Social Sharing A group representing Canada's doctors is challenging the constitutionality of Alberta's legislation banning certain gender-affirming treatments for children under the age of 16, arguing it violates their Charter right to freedom of conscience. The Canadian Medical Association says it filed the challenge Wednesday in Alberta Court of King's Bench. The CMA says the move is meant to protect the relationship between patients and doctors when it comes to making treatment decisions. "This is a historic and unprecedented government intrusion into the physician-patient relationship and requires doctors to follow the law rather than clinical guidelines, the needs of patients and their own conscience," the association said in a statement. The legislation was part of a trio of bills affecting transgender people that Alberta Premier Danielle Smith's government passed last year. The association is specifically challenging the bill that blocks doctors from prescribing hormone therapy and puberty blockers to children under 16 and bans gender-affirming surgeries for those under 18. The other bills ban transgender women from competing in amateur women's sports and make it a requirement for children under 16 to receive parental consent to change their names or pronouns at school. Smith has said the medical treatment legislation is necessary to protect children and ensure they don't make major decisions before they reach adulthood. Dr.

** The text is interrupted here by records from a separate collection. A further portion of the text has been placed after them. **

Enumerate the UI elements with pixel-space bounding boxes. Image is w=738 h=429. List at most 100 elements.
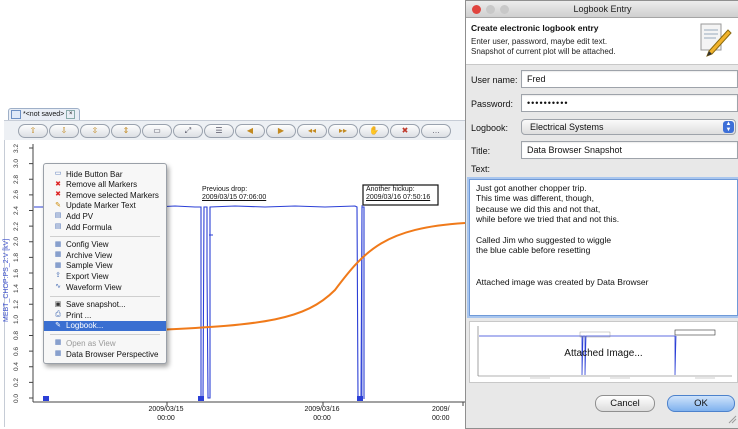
open-view-icon: ▦ [54, 339, 62, 347]
add-pv-icon: ▤ [54, 212, 62, 220]
y-axis-label: MEBT_CHOP:PS_2:V [kV] [3, 238, 10, 322]
toolbar-button-zoom-in-time[interactable]: ⇳ [80, 124, 110, 138]
x-tick-label: 2009/00:00 [432, 406, 450, 422]
cancel-button[interactable]: Cancel [595, 395, 655, 412]
logbook-select-value: Electrical Systems [530, 122, 604, 132]
logbook-select[interactable]: Electrical Systems ▲ ▼ [521, 119, 736, 135]
menu-item-label: Remove selected Markers [66, 190, 159, 200]
text-line: This time was different, though, [476, 193, 594, 204]
menu-item-label: Export View [66, 271, 109, 281]
close-tab-icon[interactable]: × [66, 110, 76, 119]
toolbar-button-back[interactable]: ◂◂ [297, 124, 327, 138]
text-area[interactable]: Just got another chopper trip. This time … [469, 179, 738, 316]
menu-item-label: Add PV [66, 211, 94, 221]
menu-item-export-view[interactable]: ⇪ Export View [44, 271, 166, 281]
text-label: Text: [471, 164, 491, 174]
menu-item-print[interactable]: ⎙ Print ... [44, 310, 166, 320]
y-tick-label: 2.8 [13, 174, 21, 184]
plot-file-icon [11, 110, 21, 119]
menu-item-label: Remove all Markers [66, 180, 138, 190]
clear-icon: ✖ [401, 126, 409, 135]
zoom-out-time-icon: ⇕ [122, 126, 130, 135]
menu-item-remove-all-markers[interactable]: ✖ Remove all Markers [44, 180, 166, 190]
y-tick-label: 2.6 [13, 190, 21, 200]
x-tick-label: 2009/03/15 00:00 [148, 406, 184, 422]
toolbar-button-autoscale[interactable]: ⤢ [173, 124, 203, 138]
text-line: because we did this and not that, [476, 203, 601, 214]
plot-toolbar: ⇧ ⇩ ⇳ ⇕ ▭ ⤢ ☰ ◀ ▶ ◂◂ ▸▸ ✋ ✖ … [4, 120, 470, 141]
marker-annotation-previous-drop[interactable]: Previous drop: 2009/03/15 07:06:00 [202, 186, 266, 202]
more-icon: … [432, 126, 440, 135]
toolbar-button-scroll-right[interactable]: ▶ [266, 124, 296, 138]
menu-item-add-pv[interactable]: ▤ Add PV [44, 211, 166, 221]
y-tick-label: 2.2 [13, 221, 21, 231]
zoom-out-icon: ⇩ [60, 126, 68, 135]
toolbar-button-more[interactable]: … [421, 124, 451, 138]
dialog-header: Create electronic logbook entry Enter us… [466, 18, 738, 65]
menu-separator [50, 334, 160, 336]
menu-item-label: Data Browser Perspective [66, 349, 159, 359]
password-field[interactable]: •••••••••• [521, 94, 738, 112]
zoom-in-icon: ⇧ [29, 126, 37, 135]
pan-icon: ✋ [369, 126, 379, 135]
toolbar-button-clear[interactable]: ✖ [390, 124, 420, 138]
toolbar-button-forward[interactable]: ▸▸ [328, 124, 358, 138]
updown-arrow-icon: ▲ ▼ [723, 121, 734, 133]
menu-item-label: Open as View [66, 338, 116, 348]
toolbar-button-stagger[interactable]: ▭ [142, 124, 172, 138]
menu-item-label: Hide Button Bar [66, 169, 123, 179]
menu-item-config-view[interactable]: ▦ Config View [44, 240, 166, 250]
hide-bar-icon: ▭ [54, 170, 62, 177]
y-tick-label: 2.4 [13, 205, 21, 216]
toolbar-button-pan[interactable]: ✋ [359, 124, 389, 138]
sample-view-icon: ▦ [54, 261, 62, 269]
menu-item-archive-view[interactable]: ▦ Archive View [44, 250, 166, 260]
printer-icon: ⎙ [55, 311, 61, 319]
title-field[interactable]: Data Browser Snapshot [521, 141, 738, 159]
menu-item-remove-selected-markers[interactable]: ✖ Remove selected Markers [44, 190, 166, 200]
user-name-field[interactable]: Fred [521, 70, 738, 88]
scroll-right-icon: ▶ [277, 126, 285, 135]
editor-tab-bar: *<not saved> × [4, 108, 470, 120]
menu-item-label: Sample View [66, 261, 113, 271]
context-menu: ▭ Hide Button Bar ✖ Remove all Markers ✖ Remo… [43, 163, 167, 364]
toolbar-button-zoom-in[interactable]: ⇧ [18, 124, 48, 138]
y-tick-label: 0.2 [13, 377, 21, 387]
toolbar-button-zoom-out-time[interactable]: ⇕ [111, 124, 141, 138]
menu-separator [50, 295, 160, 297]
text-line: the blue cable before resetting [476, 245, 591, 256]
editor-tab-label: *<not saved> [23, 111, 65, 118]
resize-grip-icon[interactable] [728, 415, 737, 424]
menu-item-label: Waveform View [66, 282, 122, 292]
menu-item-label: Save snapshot... [66, 300, 126, 310]
scroll-left-icon: ◀ [246, 126, 254, 135]
menu-item-add-formula[interactable]: ▤ Add Formula [44, 222, 166, 232]
menu-item-sample-view[interactable]: ▦ Sample View [44, 261, 166, 271]
add-formula-icon: ▤ [54, 223, 62, 230]
y-tick-label: 0.0 [13, 393, 21, 403]
dialog-title: Logbook Entry [573, 4, 632, 14]
toolbar-button-scroll-left[interactable]: ◀ [235, 124, 265, 138]
menu-separator [50, 235, 160, 237]
text-line: Just got another chopper trip. [476, 183, 587, 193]
menu-item-hide-button-bar[interactable]: ▭ Hide Button Bar [44, 169, 166, 179]
editor-tab[interactable]: *<not saved> × [8, 108, 81, 120]
menu-item-save-snapshot[interactable]: ▣ Save snapshot... [44, 300, 166, 310]
header-title: Create electronic logbook entry [471, 23, 599, 33]
y-tick-label: 3.2 [13, 143, 21, 153]
menu-item-label: Logbook... [66, 321, 104, 331]
forward-icon: ▸▸ [338, 126, 348, 135]
ok-button[interactable]: OK [667, 395, 735, 412]
toolbar-button-zoom-fit[interactable]: ☰ [204, 124, 234, 138]
text-line: Attached image was created by Data Brows… [476, 276, 649, 287]
toolbar-button-zoom-out[interactable]: ⇩ [49, 124, 79, 138]
zoom-fit-icon: ☰ [215, 126, 223, 135]
menu-item-data-browser-perspective[interactable]: ▦ Data Browser Perspective [44, 349, 166, 359]
menu-item-update-marker-text[interactable]: ✎ Update Marker Text [44, 201, 166, 211]
menu-item-logbook[interactable]: ✎ Logbook... [44, 320, 166, 331]
menu-item-waveform-view[interactable]: ∿ Waveform View [44, 282, 166, 292]
logbook-icon: ✎ [55, 321, 61, 329]
text-line: Called Jim who suggested to wiggle [476, 235, 612, 245]
stagger-icon: ▭ [153, 126, 161, 135]
marker-annotation-another-hickup[interactable]: Another hickup: 2009/03/16 07:50:16 [366, 186, 430, 202]
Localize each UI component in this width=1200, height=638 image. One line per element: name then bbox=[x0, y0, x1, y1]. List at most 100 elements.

Jake Donaldson, who is one of three Alberta-based doctors involved in the court challenge, said the law has put him and other doctors in a "state of moral crisis." "It is encroaching upon sort of the autonomy of physicians and our ability to provide what we believe is best, and individualized, evidence-based care for patients," the Calgary family doctor said in an interview. "It forces me to sort of stand on the sidelines and refuse to provide care to patients who would otherwise, in all likelihood, significantly benefit from it." Donaldson said he has roughly 40 young patients who receive the kinds of treatment the law outlaws, although an exemption clause in the legislation means those patients aren't being cut off. "From the standpoint of gender-affirming care, what we are able to do in the medical world is help people," Donaldson said. "There's good evidence behind what we're doing, [and] there are guidelines that we follow. Nobody's making decisions willy-nilly."